The PIP payment system will be revisited as part of the Timms Review, with findings expected by the end of 2026. As a result, payments will not change before 2026, and it seems unlikely that similar reforms will be pushed through before then.
Initially, it was projected that around 800,000 people could lose access to the daily living component of PIP by 2029/30. However, under the latest changes, this will not happen until at least the review is concluded, and it appears the government will face resistance in implementing similar reforms in the future.
What Does This Mean for Universal Credit Payments?

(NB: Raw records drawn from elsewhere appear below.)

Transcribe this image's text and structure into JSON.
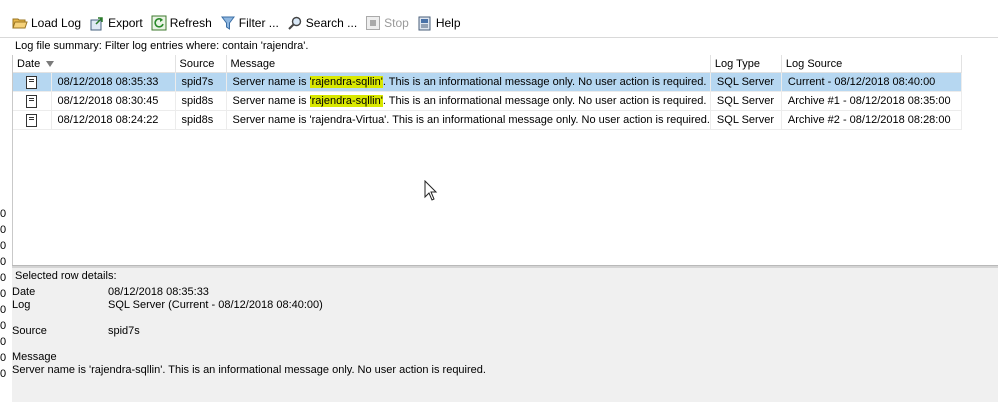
{
  "toolbar": {
    "load_log": "Load Log",
    "export": "Export",
    "refresh": "Refresh",
    "filter": "Filter ...",
    "search": "Search ...",
    "stop": "Stop",
    "help": "Help"
  },
  "summary": "Log file summary: Filter log entries where: contain 'rajendra'.",
  "columns": {
    "date": "Date",
    "source": "Source",
    "message": "Message",
    "log_type": "Log Type",
    "log_source": "Log Source"
  },
  "rows": [
    {
      "date": "08/12/2018 08:35:33",
      "source": "spid7s",
      "msg_pre": "Server name is ",
      "msg_hl": "'rajendra-sqllin'",
      "msg_post": ". This is an informational message only. No user action is required.",
      "log_type": "SQL Server",
      "log_source": "Current - 08/12/2018 08:40:00",
      "selected": true
    },
    {
      "date": "08/12/2018 08:30:45",
      "source": "spid8s",
      "msg_pre": "Server name is ",
      "msg_hl": "'rajendra-sqllin'",
      "msg_post": ". This is an informational message only. No user action is required.",
      "log_type": "SQL Server",
      "log_source": "Archive #1 - 08/12/2018 08:35:00",
      "selected": false
    },
    {
      "date": "08/12/2018 08:24:22",
      "source": "spid8s",
      "msg_pre": "Server name is 'rajendra-Virtua'. This is an informational message only. No user action is required.",
      "msg_hl": "",
      "msg_post": "",
      "log_type": "SQL Server",
      "log_source": "Archive #2 - 08/12/2018 08:28:00",
      "selected": false
    }
  ],
  "details": {
    "heading": "Selected row details:",
    "date_label": "Date",
    "date_value": "08/12/2018 08:35:33",
    "log_label": "Log",
    "log_value": "SQL Server (Current - 08/12/2018 08:40:00)",
    "source_label": "Source",
    "source_value": "spid7s",
    "message_label": "Message",
    "message_value": "Server name is 'rajendra-sqllin'. This is an informational message only. No user action is required."
  },
  "left_strip_digits": [
    "0",
    "0",
    "0",
    "0",
    "0",
    "0",
    "0",
    "0",
    "0",
    "0",
    "0"
  ],
  "colors": {
    "selected_row": "#b6d7f1",
    "highlight": "#d9e800",
    "details_bg": "#f0f0f0"
  },
  "icons": [
    "folder-open-icon",
    "export-icon",
    "refresh-icon",
    "filter-icon",
    "search-icon",
    "stop-icon",
    "help-book-icon",
    "log-entry-icon",
    "sort-desc-icon",
    "mouse-cursor-icon"
  ]
}
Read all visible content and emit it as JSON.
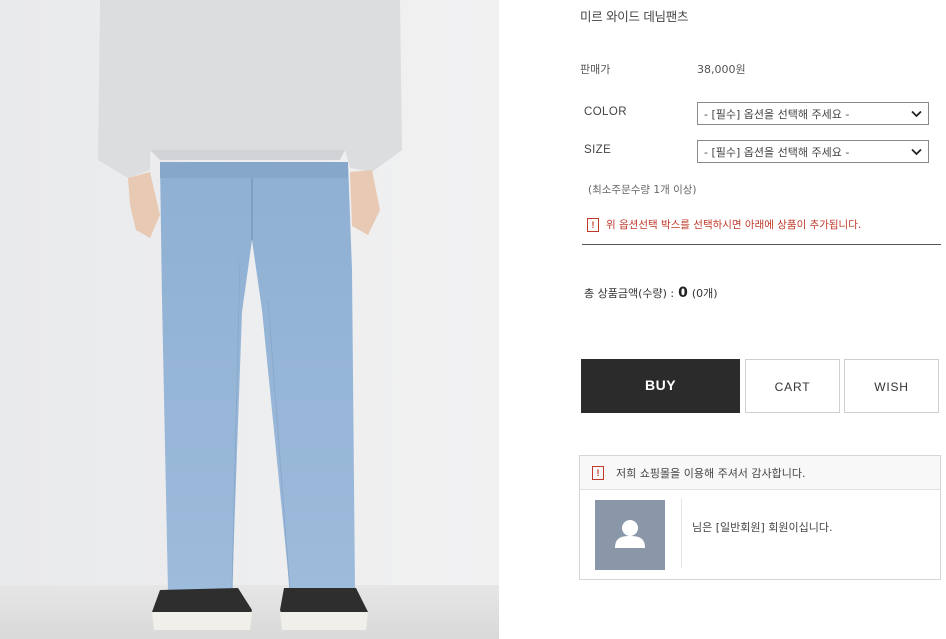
{
  "product": {
    "title": "미르 와이드 데님팬츠",
    "price_label": "판매가",
    "price_value": "38,000원"
  },
  "options": [
    {
      "label": "COLOR",
      "selected": "- [필수] 옵션을 선택해 주세요 -"
    },
    {
      "label": "SIZE",
      "selected": "- [필수] 옵션을 선택해 주세요 -"
    }
  ],
  "min_order_note": "(최소주문수량 1개 이상)",
  "warning": {
    "icon": "!",
    "text": "위 옵션선택 박스를 선택하시면 아래에 상품이 추가됩니다."
  },
  "total": {
    "label": "총 상품금액(수량) :",
    "amount": "0",
    "qty": "(0개)"
  },
  "buttons": {
    "buy": "BUY",
    "cart": "CART",
    "wish": "WISH"
  },
  "member": {
    "notice_icon": "!",
    "notice": "저희 쇼핑몰을 이용해 주셔서 감사합니다.",
    "greeting": "님은 [일반회원] 회원이십니다."
  },
  "icons": {
    "select_arrow": "chevron-down-icon",
    "avatar": "user-silhouette-icon"
  },
  "colors": {
    "buy_button": "#2b2b2b",
    "warning": "#c0392b",
    "avatar_bg": "#8a97a8"
  }
}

Despite the multiple concessions, the health top-up element of Universal Credit will remain frozen for existing claimants and will be halved for new claimants. However, under the new agreement, this top-up will be adjusted annually in line with inflation, offering some relief to those affected.
This decision will impact approximately 2.25 million current claimants and an estimated 730,000 future claimants. The government’s projected savings from these measures will be far less than the £5 billion originally forecasted.
Prior to the inflation-linked changes, the government expected to save £1.1 billion in net savings by 2029/30. With inflation adjustments now in place, these savings are expected to be substantially reduced.
What Happens Next?
The government has committed to making the necessary amendments to the bill, removing the PIP changes before it returns to the House of Commons next week.
The bill is expected to proceed through Parliament, eventually becoming law once it has been approved by both MPs and peers. However, uncertainties remain, and questions about the broader scope of welfare reform are still unresolved.
Ministers remain focused on reducing welfare costs and promoting employment, while the PIP review could lead to further debates and complications depending on the recommendations it generates.
The government’s last-minute concession on PIP and Universal Credit marks a significant shift in its welfare reform plans. While changes to PIP have been delayed for review, cuts to Universal Credit still feature in the bill.
The Timms Review will play a critical role in shaping future policy decisions regarding disability benefits, and its findings could have a major impact on the welfare system.
FAQs
When will the PIP changes be implemented?
The proposed changes to PIP have been postponed until at least the Timms Review is completed in 2026.
Will the Universal Credit health top-up be frozen indefinitely?
No, the health top-up for Universal Credit will be frozen only for a limited time and will be adjusted annually for inflation.
How many people are affected by the new welfare reforms?
The changes to Universal Credit will impact approximately 2.25 million existing claimants and 730,000 future claimants.